Answer
$v_{min}=16.4\frac{m}{s}=59.0\frac{km}{h}$
$v_{max}=31.7\frac{m}{s}=114\frac{km}{h}$
Work Step by Step
The angle at which the road is banked can be calculated by the formula $\theta=\arctan\Big(\frac{v^2}{rg}\Big)$
$85\frac{km}{h}\times \frac{1000m}{1km}\times \frac{1h}{3600s}=23.6\frac{m}{s}$
$\theta=\arctan\Big(\frac{(23.6\frac{m}{s})^2}{78m\times 9.8\frac{m}{s^2}}\Big)=36.1^o$
When driving at higher speed with the same radius, you require a greater centripetal acceleration than the normal force. Therefore, the force of friction would act downward along the incline.

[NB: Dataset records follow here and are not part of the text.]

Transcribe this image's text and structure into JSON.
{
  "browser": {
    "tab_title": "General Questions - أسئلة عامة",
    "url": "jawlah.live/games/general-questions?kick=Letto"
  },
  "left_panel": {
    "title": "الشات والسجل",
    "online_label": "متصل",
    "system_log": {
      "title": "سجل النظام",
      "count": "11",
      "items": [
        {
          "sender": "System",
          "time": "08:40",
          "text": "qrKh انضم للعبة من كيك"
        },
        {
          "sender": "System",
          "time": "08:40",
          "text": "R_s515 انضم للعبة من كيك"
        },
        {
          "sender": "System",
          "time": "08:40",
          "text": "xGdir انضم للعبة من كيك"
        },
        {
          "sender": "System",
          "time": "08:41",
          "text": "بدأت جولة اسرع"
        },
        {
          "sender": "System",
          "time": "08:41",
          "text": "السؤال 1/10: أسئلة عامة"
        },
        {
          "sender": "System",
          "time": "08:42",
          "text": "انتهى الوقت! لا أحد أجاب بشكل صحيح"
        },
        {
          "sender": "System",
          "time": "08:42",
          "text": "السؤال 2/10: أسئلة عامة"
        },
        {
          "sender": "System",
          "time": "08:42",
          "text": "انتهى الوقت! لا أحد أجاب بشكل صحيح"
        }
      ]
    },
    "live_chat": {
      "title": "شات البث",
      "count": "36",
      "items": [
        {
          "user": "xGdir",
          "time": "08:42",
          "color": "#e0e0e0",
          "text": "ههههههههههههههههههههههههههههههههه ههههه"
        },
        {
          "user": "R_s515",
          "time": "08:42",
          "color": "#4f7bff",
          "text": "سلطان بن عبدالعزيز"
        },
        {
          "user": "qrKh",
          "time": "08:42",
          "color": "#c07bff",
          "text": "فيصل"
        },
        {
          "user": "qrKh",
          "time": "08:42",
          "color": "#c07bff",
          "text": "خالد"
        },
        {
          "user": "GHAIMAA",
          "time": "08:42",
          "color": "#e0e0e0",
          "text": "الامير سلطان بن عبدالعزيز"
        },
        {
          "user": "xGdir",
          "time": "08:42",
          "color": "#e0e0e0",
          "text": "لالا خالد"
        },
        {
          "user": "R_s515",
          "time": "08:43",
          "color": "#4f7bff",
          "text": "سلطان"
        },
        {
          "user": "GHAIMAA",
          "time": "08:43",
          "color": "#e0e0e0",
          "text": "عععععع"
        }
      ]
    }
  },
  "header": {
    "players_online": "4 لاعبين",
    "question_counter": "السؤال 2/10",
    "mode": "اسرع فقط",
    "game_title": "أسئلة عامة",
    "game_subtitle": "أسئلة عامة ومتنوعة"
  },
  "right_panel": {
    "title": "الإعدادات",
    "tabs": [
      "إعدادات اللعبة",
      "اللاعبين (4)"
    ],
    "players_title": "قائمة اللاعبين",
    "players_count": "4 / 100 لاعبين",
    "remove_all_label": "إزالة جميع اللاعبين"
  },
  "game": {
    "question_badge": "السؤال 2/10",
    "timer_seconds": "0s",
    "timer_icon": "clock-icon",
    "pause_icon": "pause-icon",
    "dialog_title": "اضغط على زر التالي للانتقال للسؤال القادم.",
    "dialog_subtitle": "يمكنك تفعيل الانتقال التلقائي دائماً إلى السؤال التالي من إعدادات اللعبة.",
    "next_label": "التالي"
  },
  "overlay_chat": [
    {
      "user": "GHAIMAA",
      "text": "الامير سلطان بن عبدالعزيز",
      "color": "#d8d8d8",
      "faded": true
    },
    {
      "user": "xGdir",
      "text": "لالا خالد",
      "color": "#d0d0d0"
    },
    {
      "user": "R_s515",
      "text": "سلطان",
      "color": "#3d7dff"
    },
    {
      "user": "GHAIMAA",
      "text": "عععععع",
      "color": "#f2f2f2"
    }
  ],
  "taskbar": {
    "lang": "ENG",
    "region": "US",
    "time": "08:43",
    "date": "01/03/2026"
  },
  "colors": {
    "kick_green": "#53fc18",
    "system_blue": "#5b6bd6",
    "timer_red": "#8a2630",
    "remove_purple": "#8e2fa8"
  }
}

$\sum F_y=F_N\cos(\theta)-F_g-F_f\sin(\theta)=0N$
because there is no acceleration in the y direction
Rearranging, $F_N=\frac{mg}{\cos(\theta)-\mu_s\sin(\theta)}$
$\sum F_x=F_N\sin(\theta)+F_f\cos(\theta)=\frac{mv^2}{r}$
$F_N=\frac{mv^2}{r(\sin(\theta)+\mu_s\cos(\theta))}$
$\frac{mg}{\cos(\theta)-\mu_s\sin(\theta)}=\frac{mv^2}{r(\sin(\theta)+\mu_s\cos(\theta))}$
Rearranging and solving for $v_{max}$
$v_{max}=\sqrt{(78m)(9.8\frac{m}{s^2})\frac{\sin(36.1)+0.3\cos(36.1)}{\cos(36.1)-0.3\sin(36.1)}}=31.7\frac{m}{s}$
For minimum velocity, the force of friction is acting in the opposite direction so the sign is negative.
$v_{min}=\sqrt{(78m)(9.8\frac{m}{s^2})\frac{\sin(36.1)-0.3\cos(36.1)}{\cos(36.1)+0.3\sin(36.1)}}=16.4\frac{m}{s}$